I clapped a hand over my mouth and nose, and my eyes bugged out but I couldn’t get out of line because of the crush behind me.  And so, holding my breath, I walk into the windowless, airless room.

“Now, this meeting has a person who stands at the door saying hello.  And this one is a biker with a shaved head, a huge gut and a Volga boatman mustache.  He gets one whiff of the man with feces on his shoes and throws up all over everything.

“You’ve seen the Edvard Munch painting of the guy on the bridge screaming, right?  That’s me.  That’s what I look like.  But Terry enters the room right behind me.  And there’s total pandemonium, no one knows what to do.  The man who had soiled himself stumbles forward and plops down in a chair.  A fan blows the terrible smells of feces and vomit around the windowless room,  and people start smoking just to fill in the spaces in the air.  Finally Terry reaches out to the greeter, who had thrown up.  He puts his hand on the man’s shoulder.

“Wow,” he says. “Looks like you got caught by surprise.”  And they both laugh.  Right?  Terry asks a couple of guys to go with him down the hall to the men’s room, and help this guy get cleaned up.  There are towels there, and kitty litter, to absorb various effluvia, because this is a meeting where people show up routinely in pretty bad shape.  So while they’re helping the greeter get cleaned up, other people start cleaning up the meeting room. Then Terry approaches the other man.

“My friend,” he says gently, “it looks like you have trouble here.”

The man just nods.

“We’re going to give you a hand,” says Terry.

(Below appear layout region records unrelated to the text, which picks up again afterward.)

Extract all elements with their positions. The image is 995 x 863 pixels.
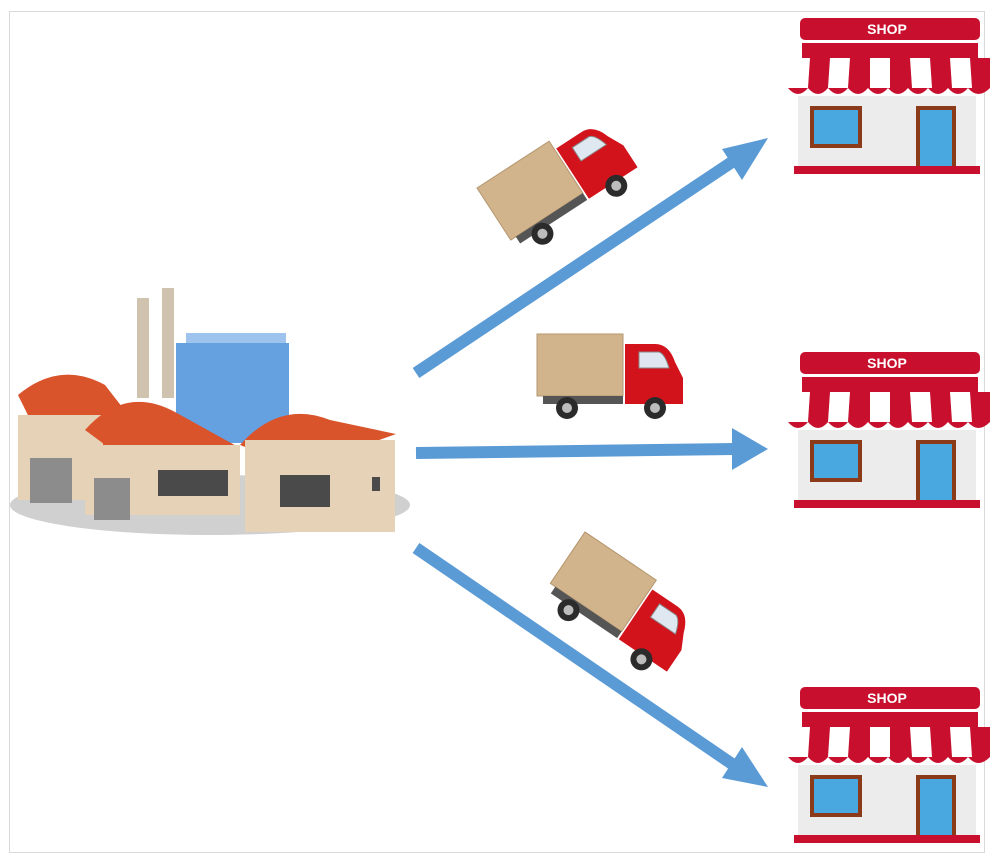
diagram-frame [9,11,985,853]
arrow-to-shop-3 [412,543,768,787]
shop-icon: SHOP [788,18,990,174]
shop-1-label: SHOP [867,21,907,37]
delivery-truck-icon [536,531,707,685]
shop-icon: SHOP [788,352,990,508]
shop-2-label: SHOP [867,355,907,371]
shop-3-label: SHOP [867,690,907,706]
shop-icon: SHOP [788,687,990,843]
delivery-truck-icon [536,333,684,420]
factory-icon [10,288,410,535]
arrow-to-shop-2 [415,428,768,470]
arrow-to-shop-1 [412,138,768,378]
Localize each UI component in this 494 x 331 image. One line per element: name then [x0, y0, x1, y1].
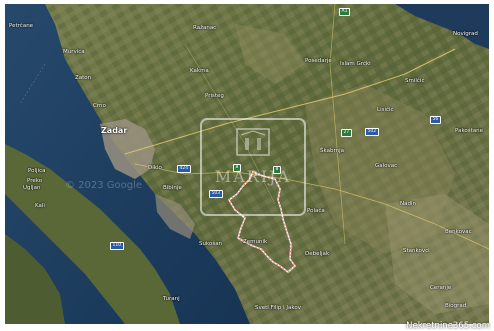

“So three men from the recovery house next door help him to his feet, walk him to the halfway house and put him in the shower.  They wash his clothes and shoes and give him their things to wear while he waits.  They give him coffee and dinner, and they give him respect.  I talked to these other men later, and even though they had very little sobriety, they did not cast this other guy off for not being well enough to be there.  Somehow this broken guy was treated like one of them, because they could see that he was one of them.  No one was pretending he wasn’t covered with feces, but there was a real sense of kinship.  And that is what we mean when we talk about grace.

“Back at the meeting at the Episcopal Cathedral, Tom said, I was just totally amazed by what I had seen.  And I had a little shred of hope.  I couldn’t have put it into words, but until that meeting, I had thought that I would recover with men and women like myself; which is to say, overeducated, fun to be with and housebroken.  And that this would happen quickly and efficiently.  But I was wrong.  So I’ll tell you, Anne, what the promise of Advent is:  It is that God has set up a tent among us and will help us work together on our stuff. And this will only happen over time.

This is Jay again.  In the Advent story, WE are the ones who have thrown up all over ourselves.  WE are the stumbling ones covered in feces.  And God is the one who, like Terry, reaches out to us, loves us, touches us, cleans us up, and adopts us into His family.

 And, according to Linus of the Peanuts gang, "That's what Christmas is all about."